“Consistent with its fiduciary duties and applicable law, and in consultation with outside financial and legal advisers, the Spirit board of directors will carefully review JetBlue’s tender offer to determine the course of action that it believes is in the best interests of Spirit and its stockholders,” the Miramar, Florida-based company says on 16 May.
“Spirit stockholders are urged to take no action with respect to the JetBlue tender offer at this time pending the board’s evaluation of the offer.”
Spirit adds it will advise shareholders within 10 business days as to whether its board will support the offer.
Earlier in the day, New York-headquartered JetBlue launched another push to take over Spirit by urging the low-cost carrier’s shareholders to vote against a planned acquisition by Frontier Airlines. JetBlue also revised its previous offer, and is now saying it would buy the airline for $3.3 billion, or $30 per share.

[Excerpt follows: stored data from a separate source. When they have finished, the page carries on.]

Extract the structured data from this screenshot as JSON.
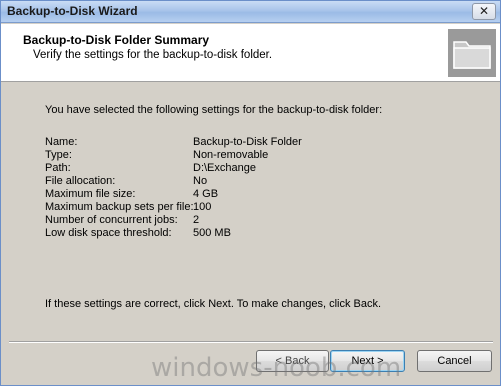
{
  "window": {
    "title": "Backup-to-Disk Wizard",
    "close_glyph": "✕"
  },
  "header": {
    "title": "Backup-to-Disk Folder Summary",
    "subtitle": "Verify the settings for the backup-to-disk folder.",
    "icon": "folder-icon"
  },
  "content": {
    "intro": "You have selected the following settings for the backup-to-disk folder:",
    "settings": [
      {
        "label": "Name:",
        "value": "Backup-to-Disk Folder"
      },
      {
        "label": "Type:",
        "value": "Non-removable"
      },
      {
        "label": "Path:",
        "value": "D:\\Exchange"
      },
      {
        "label": "File allocation:",
        "value": "No"
      },
      {
        "label": "Maximum file size:",
        "value": "4 GB"
      },
      {
        "label": "Maximum backup sets per file:",
        "value": "100"
      },
      {
        "label": "Number of concurrent jobs:",
        "value": "2"
      },
      {
        "label": "Low disk space threshold:",
        "value": "500 MB"
      }
    ],
    "footer": "If these settings are correct, click Next.  To make changes, click Back."
  },
  "buttons": {
    "back": "< Back",
    "next": "Next >",
    "cancel": "Cancel"
  },
  "watermark": "windows-noob.com"
}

JetBlue had previously offered to buy Spirit for $3.6 billion. But in recent months, the value of Frontier’s offer has declined due to a drop in its stock value.
Frontier and JetBlue have been fighting to acquire Spirit for months. On 7 February, Denver-based Frontier initially offered to buy Spirit for $2.9 billion in cash and stock. JetBlue responded in early April by submitting a competing bid.
But on 5 May, Spirit’s board of directors rejected JetBlue’s bid in favour of Frontier’s offer. The Spirit board said a JetBlue-Spirit combination would likely be opposed by antitrust regulators, noting that JetBlue is already under regulatory scrutiny for its joint business in New York and Boston with American Airlines.
Spirit’s shareholders are scheduled to vote on Frontier’s proposed acquisition on 10 June.